Marylise Lebranchu, ministre :

Il est vrai que, depuis quelques jours, nous parviennent moult sms et mails annonçant les conséquences dramatiques de la délégation de compétences en matière culturelle, qui se traduirait par la fermeture des DRAC. Non : il n’a jamais été question de cela et la ministre de la culture, responsable de ces administrations, y veille ; vous pouvez d’ailleurs vérifier le budget de son ministère. Tout reste donc au niveau de l’État.

À la suite du dépôt de la proposition de loi du président de la commission des lois, Jean-Jacques Urvoas, trois régions françaises souhaitent assurer au nom de l’État, et par délégation —et ce ne sera possible que par délégation, à moins de modifier la Constitution ou que sais-je encore —une politique permettant de valoriser la langue régionale. C’est effectivement, aujourd’hui, une politique relevant de l’État, que l’on peut déléguer. Faut-il renoncer à déléguer une politique culturelle de ce type ? Je réponds : sûrement pas ! Voilà un exemple possible. On ira sans doute au-delà : si un certain nombre de parlementaires UMP et de personnes défendant, au Sénat, la Charte des langues et cultures régionales, l’acceptent, l’on aura enfin cette majorité nécessaire pour une ratification que l’on attend depuis longtemps. Dans ce cas, ce sera à l’État, dans telle ou telle région, de la mettre en application. On peut alors s’interroger : est-ce raisonnable ? Est-ce efficace ? Est-ce même souhaitable ?
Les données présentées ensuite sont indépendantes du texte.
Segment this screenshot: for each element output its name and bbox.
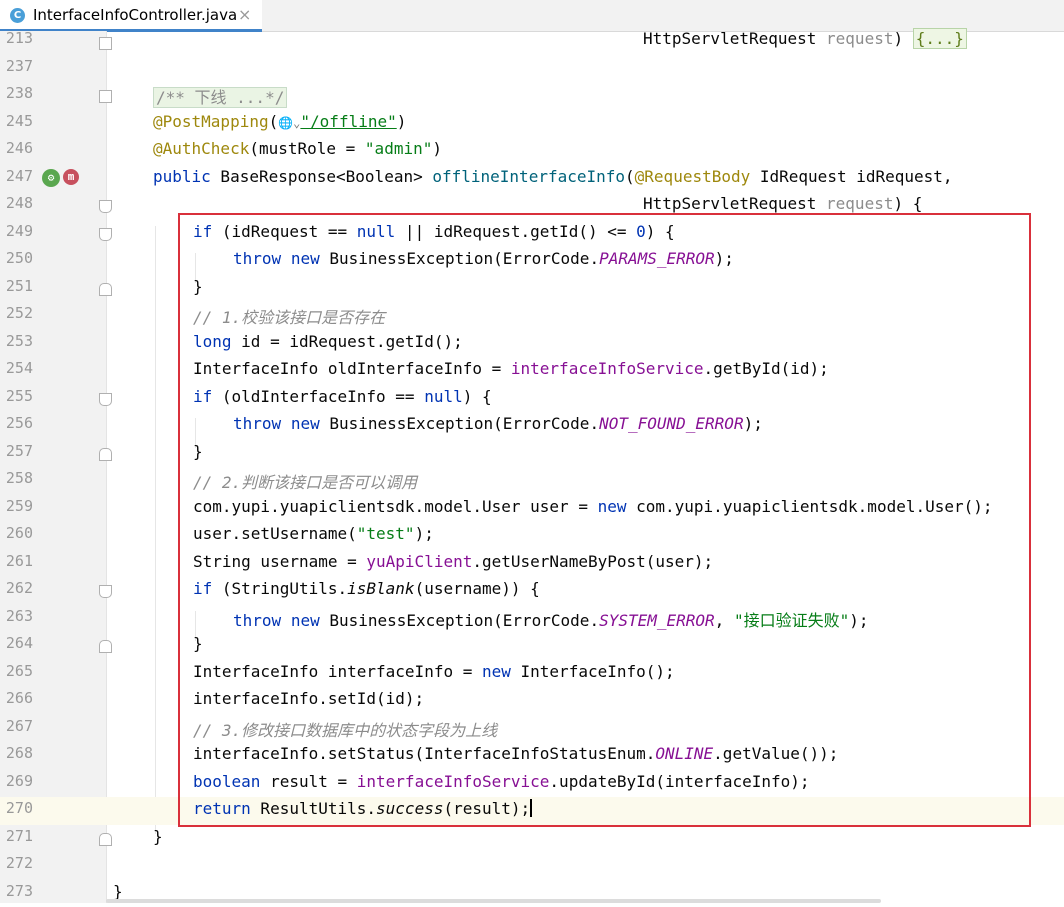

Il faut donc faire attention : comme l’a très bien dit le rapporteur, la disposition en discussion ne consiste pas en un transfert de compétences. A Paris, dans les grandes villes et les métropoles, il n’y a pas de difficulté : les grandes scènes y sont nombreuses, la création y est facilement soutenue. Mais dans les zones où l’on parle souvent de l’accès à la culture sans pouvoir lui donner de contenu, on doit pouvoir déléguer cette dimension de la culture à une collectivité territoriale qui souhaite permettre à des créateurs de sortir de leur scène conventionnée ou subventionnée et de se rendre dans des villages, en résidence. Il s’agit bien d’une délégation de compétences, et il n’est en effet pas nécessaire qu’une direction centrale du ministère règle ce type de question.
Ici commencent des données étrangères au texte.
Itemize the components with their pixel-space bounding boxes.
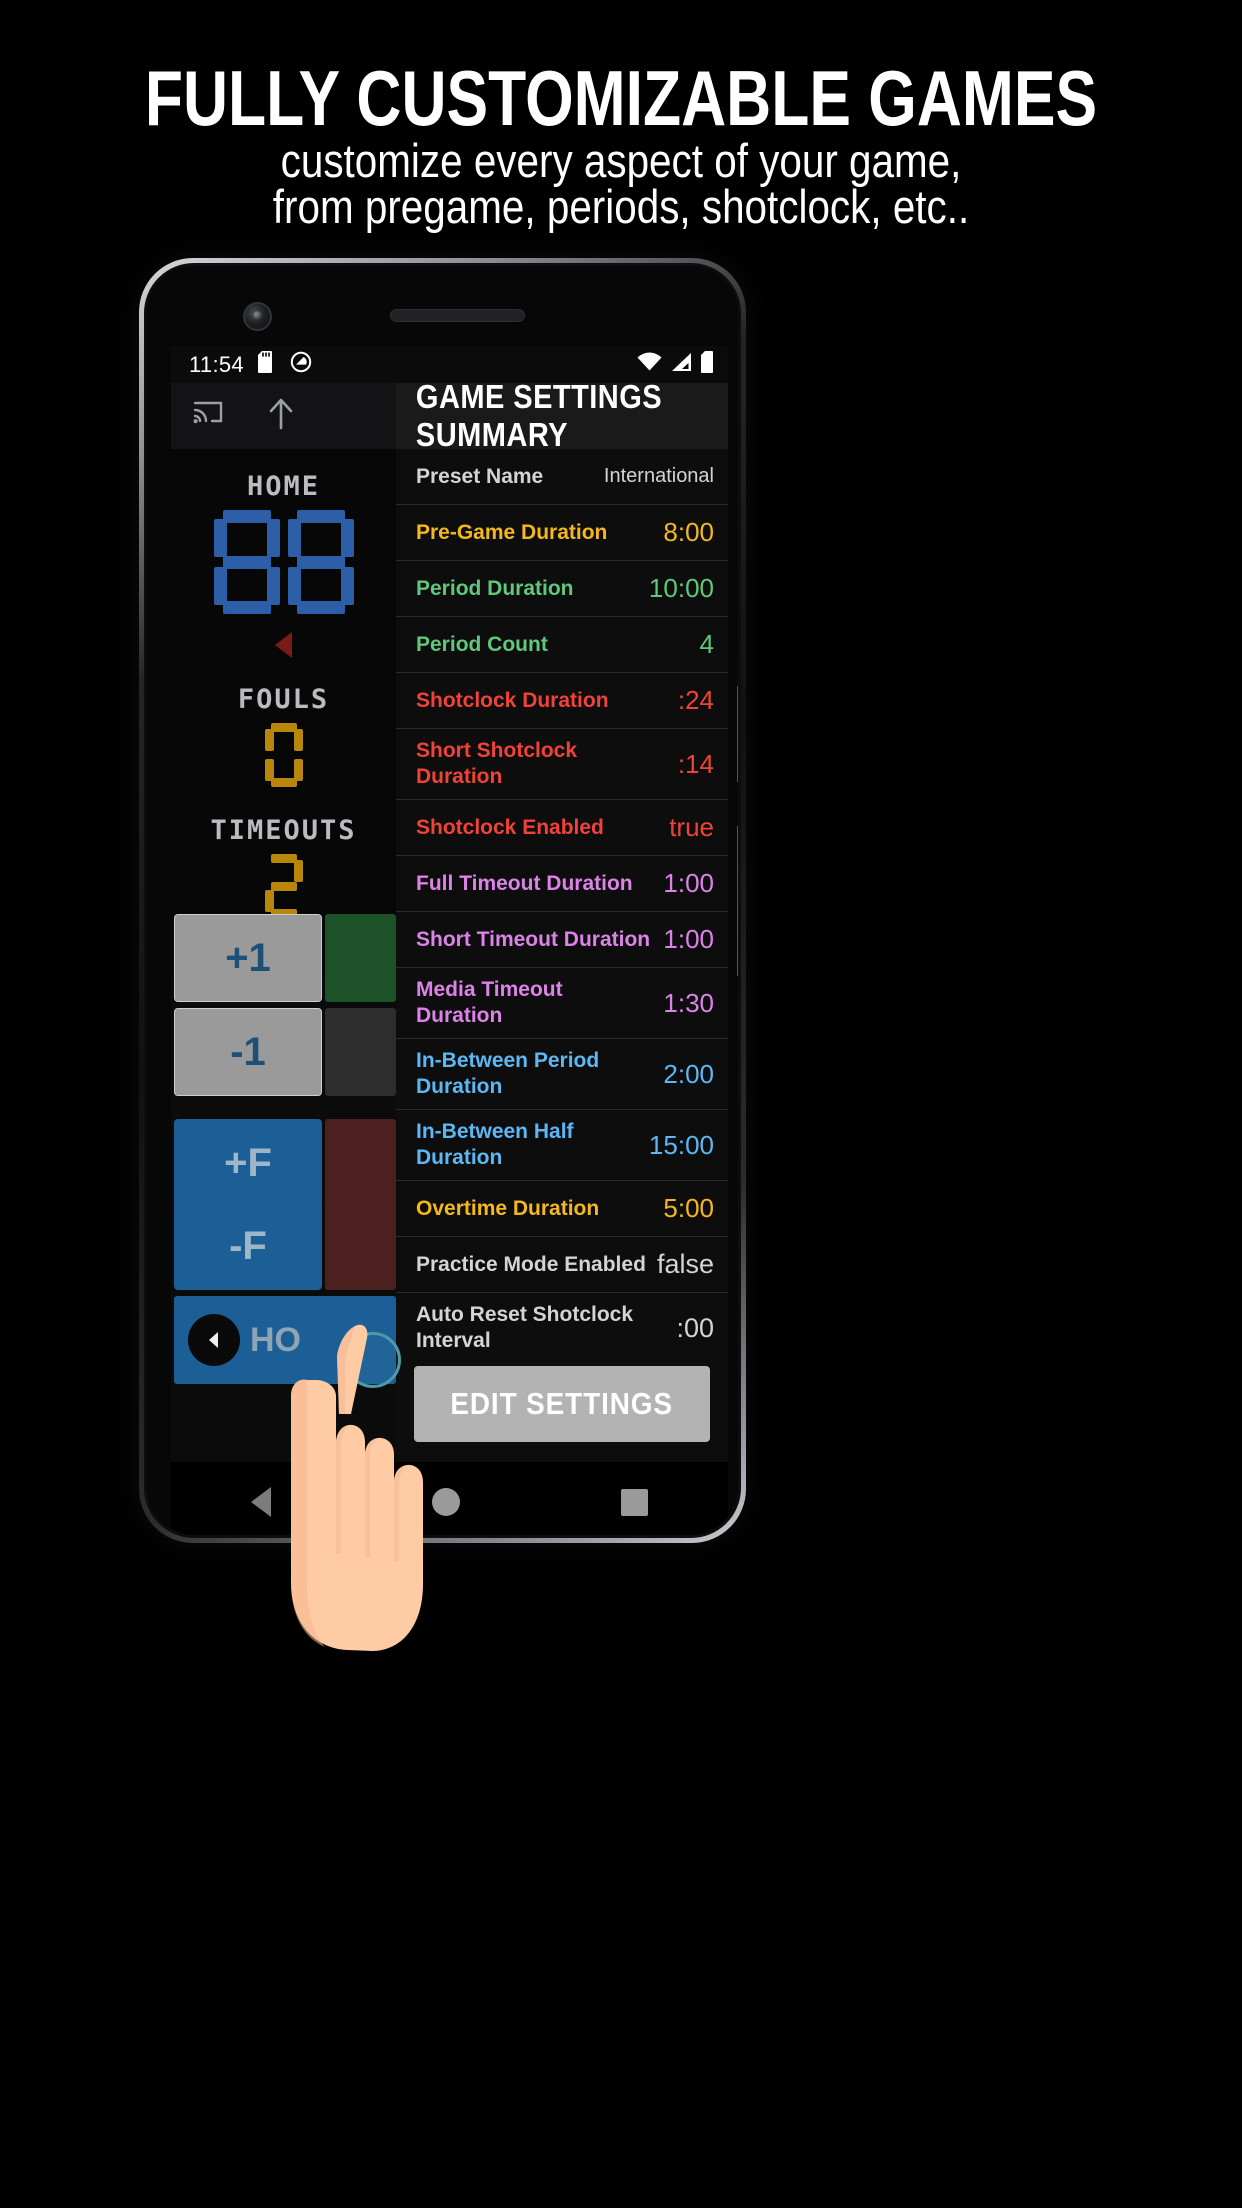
arrow-up-icon[interactable] (267, 397, 295, 436)
settings-row-key: Pre-Game Duration (416, 520, 608, 544)
settings-row[interactable]: Practice Mode Enabled false (396, 1237, 728, 1293)
settings-row[interactable]: In-Between Period Duration 2:00 (396, 1039, 728, 1110)
sd-card-icon (257, 351, 276, 378)
settings-row-value: 4 (699, 629, 714, 659)
settings-table[interactable]: Preset Name International Pre-Game Duratio… (396, 449, 728, 1354)
panel-footer: EDIT SETTINGS (396, 1354, 728, 1462)
settings-row-key: Media Timeout Duration (416, 978, 563, 1027)
fouls-digit (264, 723, 303, 787)
edit-settings-button[interactable]: EDIT SETTINGS (414, 1366, 710, 1442)
pointing-hand-cursor (291, 1324, 423, 1651)
app-content: HOME FOULS TIMEOUTS +1 -1 +F -F HO GAME … (171, 378, 728, 1462)
settings-row-value: 15:00 (648, 1129, 714, 1160)
settings-row-value: 5:00 (663, 1193, 714, 1223)
score-display: HOME FOULS TIMEOUTS (171, 449, 396, 977)
settings-row-value: :14 (677, 748, 714, 779)
timeouts-label: TIMEOUTS (210, 815, 357, 846)
settings-row-key: Overtime Duration (416, 1196, 600, 1220)
edit-settings-label: EDIT SETTINGS (450, 1386, 674, 1421)
foul-indicator-red[interactable] (325, 1119, 396, 1207)
settings-row-key: Shotclock Duration (416, 688, 609, 712)
settings-row[interactable]: Pre-Game Duration 8:00 (396, 505, 728, 561)
scoreboard-toolbar (171, 383, 396, 449)
page-subtitle-line-1: customize every aspect of your game, (280, 134, 962, 187)
settings-row-key: Period Count (416, 632, 548, 656)
timeouts-digit (264, 854, 303, 918)
settings-row-value: :24 (677, 685, 714, 715)
volume-button[interactable] (737, 686, 738, 782)
front-camera-icon (243, 302, 272, 331)
nav-recents-icon[interactable] (620, 1488, 648, 1516)
settings-row[interactable]: Period Count 4 (396, 617, 728, 673)
settings-row-key: Practice Mode Enabled (416, 1252, 646, 1276)
settings-row[interactable]: Media Timeout Duration 1:30 (396, 968, 728, 1039)
foul-indicator-red-2[interactable] (325, 1202, 396, 1290)
settings-row-value: 8:00 (663, 517, 714, 547)
settings-row-value: 1:00 (663, 868, 714, 898)
panel-title: GAME SETTINGS SUMMARY (415, 378, 663, 453)
settings-row-value: International (603, 465, 714, 487)
minus-one-button[interactable]: -1 (174, 1008, 322, 1096)
score-indicator-gray[interactable] (325, 1008, 396, 1096)
settings-row-value: true (669, 812, 714, 842)
team-name-label: HOME (246, 471, 321, 502)
score-digit-1 (213, 510, 280, 614)
settings-row-value: :00 (676, 1312, 714, 1343)
settings-row-key: In-Between Half Duration (416, 1120, 574, 1169)
settings-row-key: Auto Reset Shotclock Interval (416, 1303, 634, 1352)
score-digit-2 (287, 510, 354, 614)
battery-icon (701, 351, 716, 378)
status-clock: 11:54 (189, 351, 244, 377)
settings-row[interactable]: Short Timeout Duration 1:00 (396, 912, 728, 968)
nav-home-icon[interactable] (431, 1488, 460, 1516)
settings-row-key: In-Between Period Duration (416, 1049, 600, 1098)
settings-row-value: false (656, 1249, 714, 1279)
minus-foul-button[interactable]: -F (174, 1202, 322, 1290)
timeouts-value[interactable] (171, 854, 396, 918)
panel-header: GAME SETTINGS SUMMARY (396, 378, 728, 453)
plus-foul-button[interactable]: +F (174, 1119, 322, 1207)
settings-row-value: 10:00 (648, 573, 714, 603)
settings-row[interactable]: Overtime Duration 5:00 (396, 1181, 728, 1237)
page-subtitle: customize every aspect of your game, fro… (87, 134, 1155, 233)
fouls-label: FOULS (237, 684, 330, 715)
score-indicator-green[interactable] (325, 914, 396, 1002)
settings-row[interactable]: Short Shotclock Duration :14 (396, 729, 728, 800)
fouls-value[interactable] (171, 723, 396, 787)
settings-row-key: Full Timeout Duration (416, 871, 633, 895)
settings-row-key: Short Shotclock Duration (416, 739, 578, 788)
settings-row[interactable]: Full Timeout Duration 1:00 (396, 856, 728, 912)
phone-bezel-top (147, 266, 738, 338)
cast-icon[interactable] (193, 400, 223, 433)
plus-one-button[interactable]: +1 (174, 914, 322, 1002)
settings-row-key: Period Duration (416, 576, 574, 600)
possession-arrow-icon[interactable] (275, 632, 292, 658)
promo-screenshot: FULLY CUSTOMIZABLE GAMES customize every… (0, 0, 1242, 2208)
settings-row[interactable]: Auto Reset Shotclock Interval :00 (396, 1293, 728, 1354)
settings-row-key: Preset Name (416, 464, 544, 488)
phone-screen: 11:54 HOME FOULS TIMEOUTS +1 -1 +F -F HO… (171, 346, 728, 1462)
phone-mockup: 11:54 HOME FOULS TIMEOUTS +1 -1 +F -F HO… (139, 258, 746, 1543)
settings-row-value: 1:00 (663, 924, 714, 954)
page-subtitle-line-2: from pregame, periods, shotclock, etc.. (272, 180, 970, 233)
settings-row-key: Shotclock Enabled (416, 815, 604, 839)
scoreboard-panel: HOME FOULS TIMEOUTS +1 -1 +F -F HO (171, 383, 396, 1462)
settings-row-key: Short Timeout Duration (416, 927, 651, 951)
settings-row-value: 2:00 (663, 1058, 714, 1089)
score-value[interactable] (171, 510, 396, 614)
settings-row[interactable]: In-Between Half Duration 15:00 (396, 1110, 728, 1181)
settings-row-value: 1:30 (663, 987, 714, 1018)
page-title: FULLY CUSTOMIZABLE GAMES (144, 54, 1098, 142)
game-settings-panel: GAME SETTINGS SUMMARY Preset Name Interna… (396, 378, 728, 1462)
possession-left-arrow-icon[interactable] (188, 1314, 240, 1366)
settings-row[interactable]: Shotclock Enabled true (396, 800, 728, 856)
wifi-icon (637, 352, 662, 377)
cell-signal-icon (670, 352, 693, 377)
settings-row[interactable]: Shotclock Duration :24 (396, 673, 728, 729)
settings-row[interactable]: Period Duration 10:00 (396, 561, 728, 617)
power-button[interactable] (737, 826, 738, 976)
settings-row[interactable]: Preset Name International (396, 449, 728, 505)
do-not-disturb-icon (290, 351, 312, 378)
earpiece-speaker (390, 309, 525, 322)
La culture embrasse un champ extrêmement vaste. On a assisté par le passé à un transfert, celui de la compétence relative aux patrimoines. On l’a parfois beaucoup regretté, car il n’a pas été accompagné de suffisamment de moyens. Il est vrai que, dans certaines régions qui disposent d’un patrimoine considérable et de peu de moyens, les difficultés sont encore plus grandes qu’autrefois. Mais il s’agissait d’un transfert de compétences, avec transfert de personnel. Dans le présent texte, je le répète, on délègue une partie de la compétence : je ne comprends donc pas la crainte qui se manifeste. Aujourd’hui, il y a une inégalité flagrante entre les territoires, en termes d’accueil, de résidence, d’accès à la création, aux musées, au théâtre, au spectacle vivant, à la culture. C’est une compétence de l’État, oui, mais elle est partagée avec les collectivités, et nous ne sommes pas parvenus, loin s’en faut, à l’égalité des citoyens devant cette clé de l’émancipation que nous voulons tous. On peut donc monter des marches.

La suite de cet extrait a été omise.